Looking for one of the best examples of content marketing? Try looking back 100 or so years.

It’s been said (we may have even let it slip ourselves) that content marketing was the big buzz word of 2013.

But the reality is content marketing has been around for as long as we know.

In fact, one of the greatest and most successful pieces of content marketing was developed and launched back in 1900, when tyre manufacturers Andre and Edouard Michelin were stuck with a big problem.

At the time, there were an inconceivable 3,000 cars in France and the only way they could sell more of their tyres was if the number of cars on the road increased. The two were inextricably linked.

Their growth strategy was stuck – no point in advertising tyres if no one had a car to put them on.

So the brothers had to think laterally – devising a way to increase the demand for cars and thus for their tyres.

And thus the greatest piece of content marketing, the Michelin guide, was born.

The idea was simple: creating a guide for French motorists, including the best hotels and restaurants to eat and sleep on the readers’ travels, would encourage more people to get around the country – thus increasing the demand for cars.

And more cars = more tyres. Genius.

From the first 35,000 copies that were printed for the first edition – the Michelin guide continued to develop.

First they expanded the guide into new countries (learning from the successes and failures over 7 years from the French version).

Then they started charging for the guide and increasing it’s ‘usefulness’ – listing restaurants and hotels in categories and chucking out all that nasty advertising.

And then, most famously, they started starring restaurants (3 stars, interestingly, is officially ‘exceptional cuisine, worth a special journey’).
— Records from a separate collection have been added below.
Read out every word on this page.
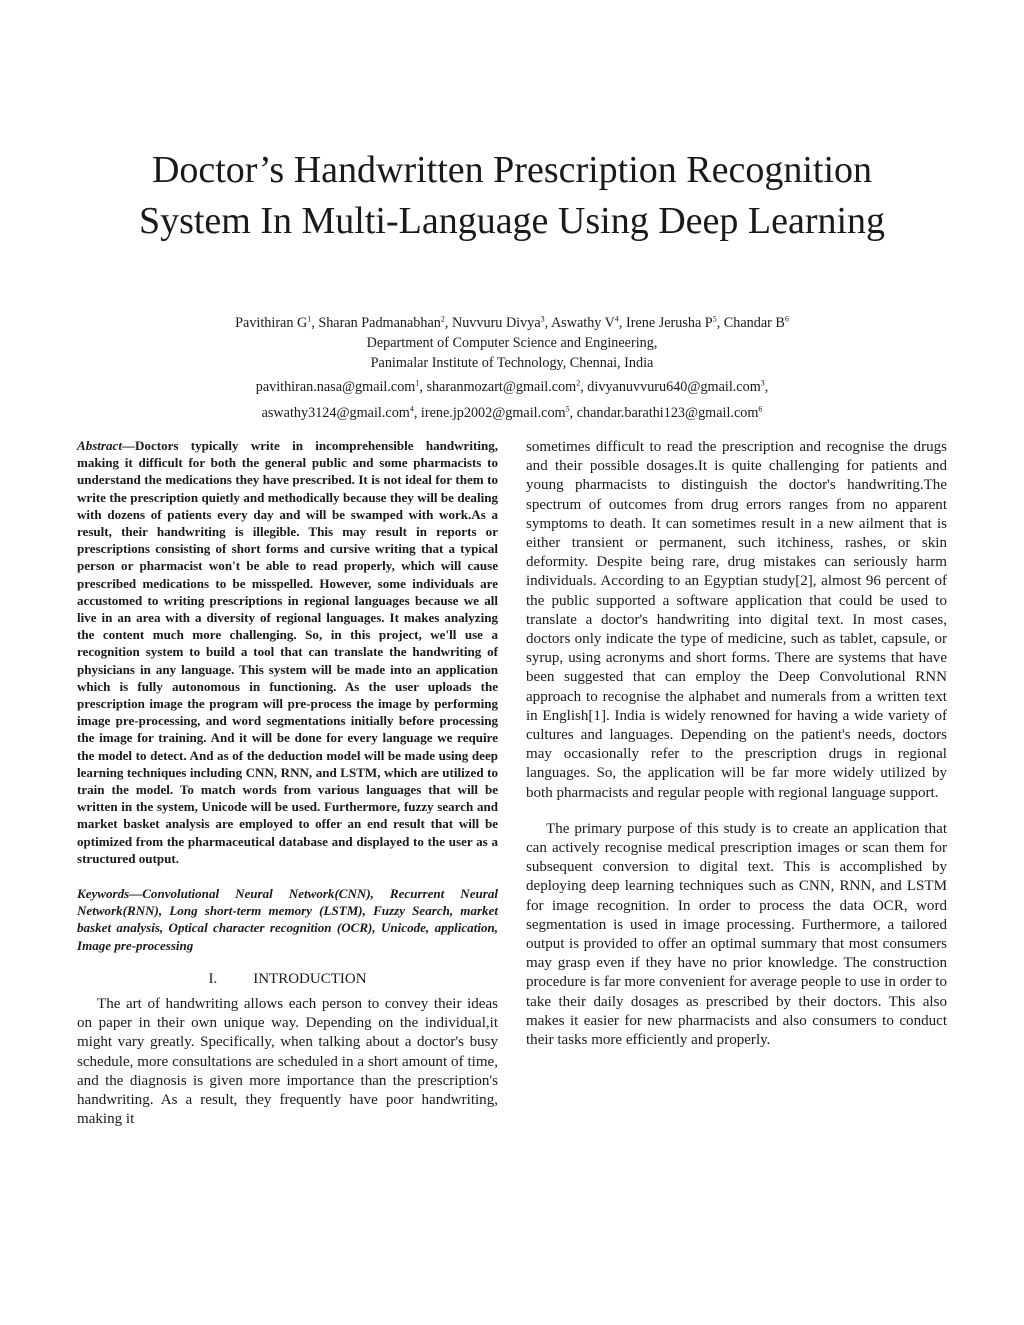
Doctor’s Handwritten Prescription Recognition System In Multi-Language Using Deep Learning
Pavithiran $G^1$, Sharan Padmanabhan$^2$, Nuvvuru Divya$^3$, Aswathy $V^4$, Irene Jerusha $P^5$, Chandar $B^6$
Department of Computer Science and Engineering,
Panimalar Institute of Technology, Chennai, India
pavithiran.nasa@gmail.com$^1$, sharanmozart@gmail.com$^2$, divyanuvvuru640@gmail.com$^3$,
aswathy3124@gmail.com$^4$, irene.jp2002@gmail.com$^5$, chandar.barathi123@gmail.com$^6$

Abstract—Doctors typically write in incomprehensible handwriting, making it difficult for both the general public and some pharmacists to understand the medications they have prescribed. It is not ideal for them to write the prescription quietly and methodically because they will be dealing with dozens of patients every day and will be swamped with work.As a result, their handwriting is illegible. This may result in reports or prescriptions consisting of short forms and cursive writing that a typical person or pharmacist won't be able to read properly, which will cause prescribed medications to be misspelled. However, some individuals are accustomed to writing prescriptions in regional languages because we all live in an area with a diversity of regional languages. It makes analyzing the content much more challenging. So, in this project, we'll use a recognition system to build a tool that can translate the handwriting of physicians in any language. This system will be made into an application which is fully autonomous in functioning. As the user uploads the prescription image the program will pre-process the image by performing image pre-processing, and word segmentations initially before processing the image for training. And it will be done for every language we require the model to detect. And as of the deduction model will be made using deep learning techniques including CNN, RNN, and LSTM, which are utilized to train the model. To match words from various languages that will be written in the system, Unicode will be used. Furthermore, fuzzy search and market basket analysis are employed to offer an end result that will be optimized from the pharmaceutical database and displayed to the user as a structured output.

Keywords—Convolutional Neural Network(CNN), Recurrent Neural Network(RNN), Long short-term memory (LSTM), Fuzzy Search, market basket analysis, Optical character recognition (OCR), Unicode, application, Image pre-processing

I. INTRODUCTION

The art of handwriting allows each person to convey their ideas on paper in their own unique way. Depending on the individual,it might vary greatly. Specifically, when talking about a doctor's busy schedule, more consultations are scheduled in a short amount of time, and the diagnosis is given more importance than the prescription's handwriting. As a result, they frequently have poor handwriting, making it

sometimes difficult to read the prescription and recognise the drugs and their possible dosages.It is quite challenging for patients and young pharmacists to distinguish the doctor's handwriting.The spectrum of outcomes from drug errors ranges from no apparent symptoms to death. It can sometimes result in a new ailment that is either transient or permanent, such itchiness, rashes, or skin deformity. Despite being rare, drug mistakes can seriously harm individuals. According to an Egyptian study[2], almost 96 percent of the public supported a software application that could be used to translate a doctor's handwriting into digital text. In most cases, doctors only indicate the type of medicine, such as tablet, capsule, or syrup, using acronyms and short forms. There are systems that have been suggested that can employ the Deep Convolutional RNN approach to recognise the alphabet and numerals from a written text in English[1]. India is widely renowned for having a wide variety of cultures and languages. Depending on the patient's needs, doctors may occasionally refer to the prescription drugs in regional languages. So, the application will be far more widely utilized by both pharmacists and regular people with regional language support.

The primary purpose of this study is to create an application that can actively recognise medical prescription images or scan them for subsequent conversion to digital text. This is accomplished by deploying deep learning techniques such as CNN, RNN, and LSTM for image recognition. In order to process the data OCR, word segmentation is used in image processing. Furthermore, a tailored output is provided to offer an optimal summary that most consumers may grasp even if they have no prior knowledge. The construction procedure is far more convenient for average people to use in order to take their daily dosages as prescribed by their doctors. This also makes it easier for new pharmacists and also consumers to conduct their tasks more efficiently and properly.
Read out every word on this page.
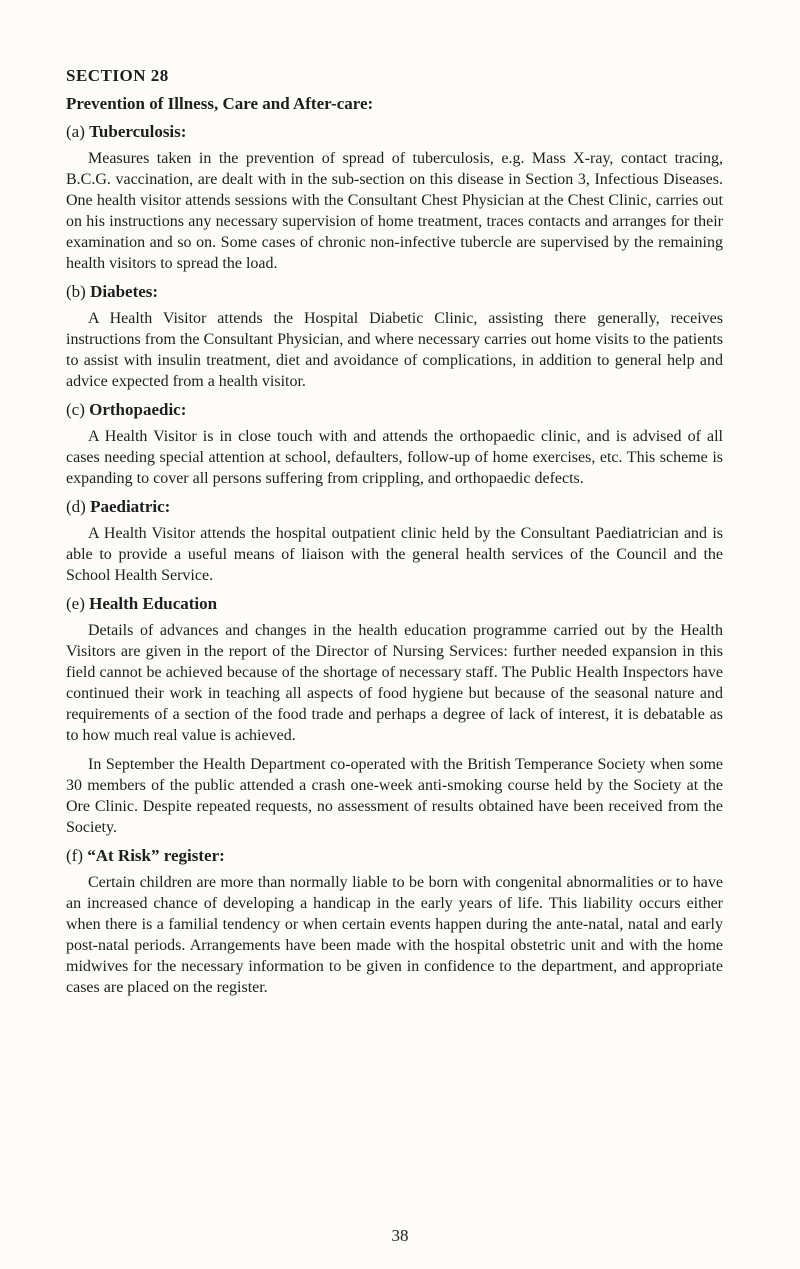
SECTION 28
Prevention of Illness, Care and After-care:
(a) Tuberculosis:

Measures taken in the prevention of spread of tuberculosis, e.g. Mass X-ray, contact tracing, B.C.G. vaccination, are dealt with in the sub-section on this disease in Section 3, Infectious Diseases. One health visitor attends sessions with the Consultant Chest Physician at the Chest Clinic, carries out on his instructions any necessary supervision of home treatment, traces contacts and arranges for their examination and so on. Some cases of chronic non-infective tubercle are supervised by the remaining health visitors to spread the load.

(b) Diabetes:

A Health Visitor attends the Hospital Diabetic Clinic, assisting there generally, receives instructions from the Consultant Physician, and where necessary carries out home visits to the patients to assist with insulin treatment, diet and avoidance of complications, in addition to general help and advice expected from a health visitor.

(c) Orthopaedic:

A Health Visitor is in close touch with and attends the orthopaedic clinic, and is advised of all cases needing special attention at school, defaulters, follow-up of home exercises, etc. This scheme is expanding to cover all persons suffering from crippling, and orthopaedic defects.

(d) Paediatric:

A Health Visitor attends the hospital outpatient clinic held by the Consultant Paediatrician and is able to provide a useful means of liaison with the general health services of the Council and the School Health Service.

(e) Health Education

Details of advances and changes in the health education programme carried out by the Health Visitors are given in the report of the Director of Nursing Services: further needed expansion in this field cannot be achieved because of the shortage of necessary staff. The Public Health Inspectors have continued their work in teaching all aspects of food hygiene but because of the seasonal nature and requirements of a section of the food trade and perhaps a degree of lack of interest, it is debatable as to how much real value is achieved.

In September the Health Department co-operated with the British Temperance Society when some 30 members of the public attended a crash one-week anti-smoking course held by the Society at the Ore Clinic. Despite repeated requests, no assessment of results obtained have been received from the Society.

(f) “At Risk” register:

Certain children are more than normally liable to be born with congenital abnormalities or to have an increased chance of developing a handicap in the early years of life. This liability occurs either when there is a familial tendency or when certain events happen during the ante-natal, natal and early post-natal periods. Arrangements have been made with the hospital obstetric unit and with the home midwives for the necessary information to be given in confidence to the department, and appropriate cases are placed on the register.

38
100 years later the guide is published in 14 editions, covering 23 countries and ever expanding (with various innovations such as the Michelin Green Guide) and owns the most famous restaurant rating system in the world.

All from a tyre company – who’s brand is now mentioned every day, across the world because of it. Now that’s content marketing.

So what can we learn from Andre and Edouard?

Think laterally – you may find the best way to increase the demand for your products or services is about increasing demand for a ‘linked’ product, or even by putting your efforts into promoting your industry as a whole. Don’t go constraining yourself.

Make your content useful – As Michelin proved quite successfully your content doesn’t have to be specifically about what you are selling – as long as it is relevant and useful to your audience your brand will stay positively front of mind.

Start small, think big – Michelin guide started as just one book. Not a book, an animation, and ebook, an infographic and a webinar (apart from the fact they didn’t exist). Just one book. It was 7 years before they expanded into new countries. Your content should be part of a long term programme that grows and grows.

Don’t try to boil the ocean – More content isn’t always better for your marketing. One piece, like the guide, can have a life of it’s own and grow to evolve into a piece of marketing that will last longer than any ad you produce.

Stop banging on about content marketing – Andre and Edouard probably didn’t even know what content marketing was. They probably didn’t care to be honest. What they did care about, as every marketer out there should, is about the solution and not the channel. Remember that and 2014 will be your year.